Why would anyone use best fit memory allocation? - memory-management

I'm reading Modern Operating Systems by Andrew Tanenbaum, and he writes that best fit is a widely used memory allocation algorithm.
He also writes that it's slower than first fit/next fit since it have to search the entire list of allocated memory. And that it tends to waste more memory since it leaves behind a lot of small useless gaps in memory.
Why is it then widely used? Is it some obvious advantage i have overlooked?

First, it's is not that widely used (like all sequential fits), except, perhaps, in homeworks ;). In my opinion, the widely used strategy is segregated fits (which can very closely approximate best fit).
Second, best fit strategy can be implemented by using a tree of free lists of various sizes
Third, it's considered one of the best policies with regard to memory fragmentation
See
Dynamic Storage Allocation: A Survey and Critical Review
The Memory Fragmentation Problem: Solved?
for information about memory management, not Tannenbaum.

I think it's a mischaracterisation to say that it wastes more memory than first fit.
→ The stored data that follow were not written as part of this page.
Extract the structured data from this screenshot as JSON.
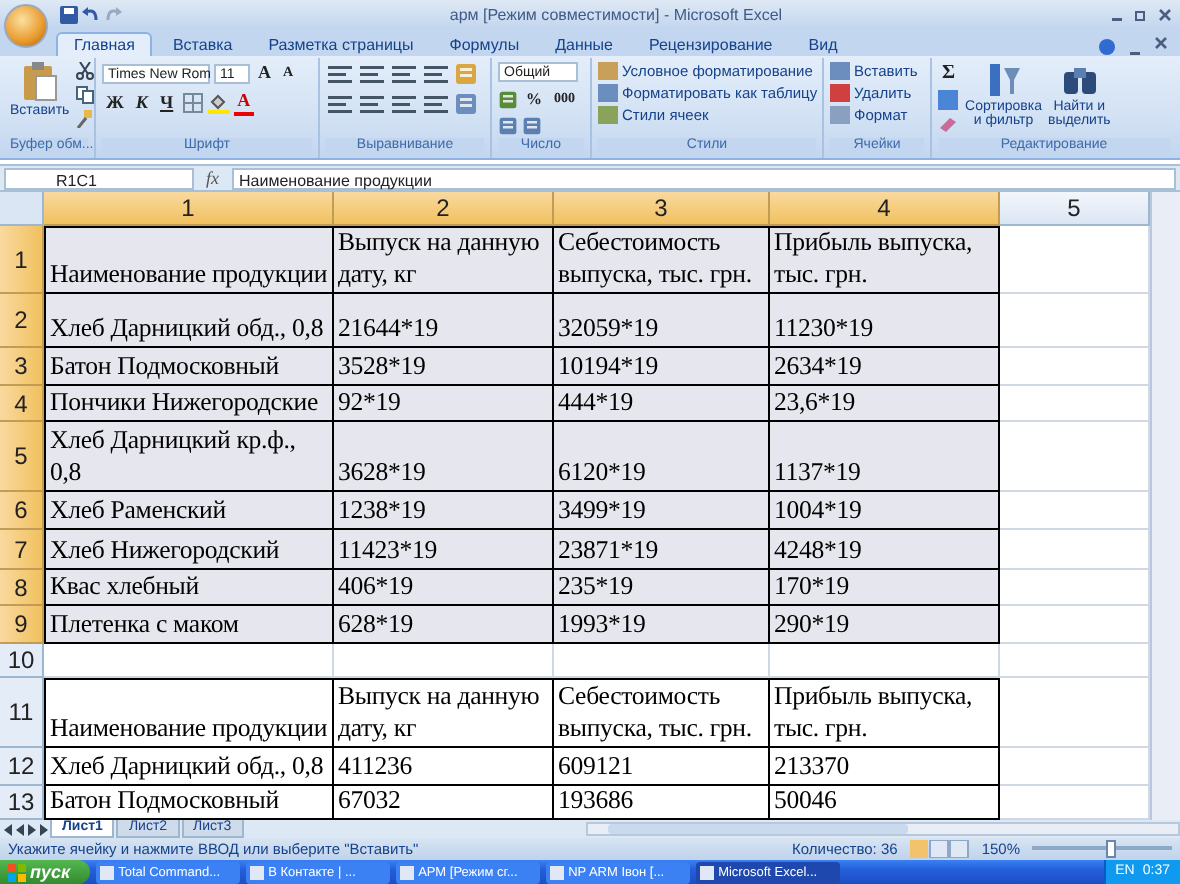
{
  "window": {
    "title": "арм  [Режим совместимости] - Microsoft Excel"
  },
  "tabs": [
    {
      "label": "Главная",
      "selected": true
    },
    {
      "label": "Вставка",
      "selected": false
    },
    {
      "label": "Разметка страницы",
      "selected": false
    },
    {
      "label": "Формулы",
      "selected": false
    },
    {
      "label": "Данные",
      "selected": false
    },
    {
      "label": "Рецензирование",
      "selected": false
    },
    {
      "label": "Вид",
      "selected": false
    }
  ],
  "ribbon": {
    "clipboard": {
      "label": "Буфер обм...",
      "paste": "Вставить"
    },
    "font": {
      "label": "Шрифт",
      "font_name": "Times New Rom",
      "font_size": "11",
      "grow": "A",
      "shrink": "A",
      "bold": "Ж",
      "italic": "К",
      "underline": "Ч",
      "font_color": "A"
    },
    "alignment": {
      "label": "Выравнивание"
    },
    "number": {
      "label": "Число",
      "format": "Общий",
      "percent": "%",
      "thousands": "000"
    },
    "styles": {
      "label": "Стили",
      "items": [
        "Условное форматирование",
        "Форматировать как таблицу",
        "Стили ячеек"
      ]
    },
    "cells": {
      "label": "Ячейки",
      "items": [
        "Вставить",
        "Удалить",
        "Формат"
      ]
    },
    "editing": {
      "label": "Редактирование",
      "sigma": "Σ",
      "sort": [
        "Сортировка",
        "и фильтр"
      ],
      "find": [
        "Найти и",
        "выделить"
      ]
    }
  },
  "formula_bar": {
    "name_box": "R1C1",
    "fx": "fx",
    "value": "Наименование продукции"
  },
  "sheet": {
    "columns": [
      {
        "label": "1",
        "selected": true
      },
      {
        "label": "2",
        "selected": true
      },
      {
        "label": "3",
        "selected": true
      },
      {
        "label": "4",
        "selected": true
      },
      {
        "label": "5",
        "selected": false
      }
    ],
    "rows": [
      {
        "header": "1",
        "selected": true,
        "cells": [
          "Наименование продукции",
          "Выпуск на данную дату, кг",
          "Себестоимость выпуска, тыс. грн.",
          "Прибыль выпуска, тыс. грн."
        ]
      },
      {
        "header": "2",
        "selected": true,
        "cells": [
          "Хлеб Дарницкий обд., 0,8",
          "21644*19",
          "32059*19",
          "11230*19"
        ]
      },
      {
        "header": "3",
        "selected": true,
        "cells": [
          "Батон Подмосковный",
          "3528*19",
          "10194*19",
          "2634*19"
        ]
      },
      {
        "header": "4",
        "selected": true,
        "cells": [
          "Пончики Нижегородские",
          "92*19",
          "444*19",
          "23,6*19"
        ]
      },
      {
        "header": "5",
        "selected": true,
        "cells": [
          "Хлеб Дарницкий кр.ф., 0,8",
          "3628*19",
          "6120*19",
          "1137*19"
        ]
      },
      {
        "header": "6",
        "selected": true,
        "cells": [
          "Хлеб Раменский",
          "1238*19",
          "3499*19",
          "1004*19"
        ]
      },
      {
        "header": "7",
        "selected": true,
        "cells": [
          "Хлеб Нижегородский",
          "11423*19",
          "23871*19",
          "4248*19"
        ]
      },
      {
        "header": "8",
        "selected": true,
        "cells": [
          "Квас хлебный",
          "406*19",
          "235*19",
          "170*19"
        ]
      },
      {
        "header": "9",
        "selected": true,
        "cells": [
          "Плетенка с маком",
          "628*19",
          "1993*19",
          "290*19"
        ]
      },
      {
        "header": "10",
        "selected": false,
        "cells": []
      },
      {
        "header": "11",
        "selected": false,
        "cells": [
          "Наименование продукции",
          "Выпуск на данную дату, кг",
          "Себестоимость выпуска, тыс. грн.",
          "Прибыль выпуска, тыс. грн."
        ]
      },
      {
        "header": "12",
        "selected": false,
        "cells": [
          "Хлеб Дарницкий обд., 0,8",
          "411236",
          "609121",
          "213370"
        ]
      },
      {
        "header": "13",
        "selected": false,
        "cells": [
          "Батон Подмосковный",
          "67032",
          "193686",
          "50046"
        ]
      }
    ]
  },
  "sheet_tabs": [
    {
      "label": "Лист1",
      "selected": true
    },
    {
      "label": "Лист2",
      "selected": false
    },
    {
      "label": "Лист3",
      "selected": false
    }
  ],
  "status_bar": {
    "message": "Укажите ячейку и нажмите ВВОД или выберите \"Вставить\"",
    "count": "Количество: 36",
    "zoom": "150%",
    "zoom_slider": {
      "level": 0.55
    }
  },
  "taskbar": {
    "start": "пуск",
    "items": [
      {
        "label": "Total Command...",
        "selected": false
      },
      {
        "label": "В Контакте | ...",
        "selected": false
      },
      {
        "label": "АРМ [Режим сг...",
        "selected": false
      },
      {
        "label": "NP ARM Івон [...",
        "selected": false
      },
      {
        "label": "Microsoft Excel...",
        "selected": true
      }
    ],
    "language": "EN",
    "clock": "0:37"
  }
}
Best fit maximizes available space compared to first fit, particularly when it comes to conserving space available for large allocations. This blog post gives a good example.

Space efficiency and versatility is really the answer. Large blocks can fit unknown future needs better than small blocks, so a best-fit algorithm tries to use the smallest blocks first.
First-fit and next-fit algorithms (that can also cut up blocks) may end up using pieces of the larger block first, which increases the risk that a large malloc() will fail. This is essentially harm from large blocks of external fragmentation.
A best-fit algorithm will often find fits that are only a few bytes larger, leading to fragmentation that is only a few bytes, while also saving the large blocks for when they're needed. Also, leaving the large blocks untouched as long as possible helps cache locality and minimizes the load on the MMU, minimizing costly page faults and and saving memory pages for other programs.
A good best-fit algorithm will properly maintain its speed even when it's managing a large number of small fragments, by increasing internal fragmentation (which is hard to reclaim) and/or by using good lookup tables and search trees.
First-fit and next-fit still also face their own searching problems. Without good size indexing in these algorithms, they still have to spend time searching through blocks for one that fits. Since their "standards are lower," they may find a fit faster using a straightforward search, but as soon as you add intelligent indexing, the speeds between all algorithms becomes much closer.
The one I've been using and tweaking for the last 6 years can find the best fit block in O(1) time for >90% of all allocs. It utilizes a handful of strategies to jump straight to the right block, or start very close so searching is minimized. It has, on more than one occasion, replaced existing block-pool or first-fit algorithms due to it's performance and ability to pack allocations more efficiently.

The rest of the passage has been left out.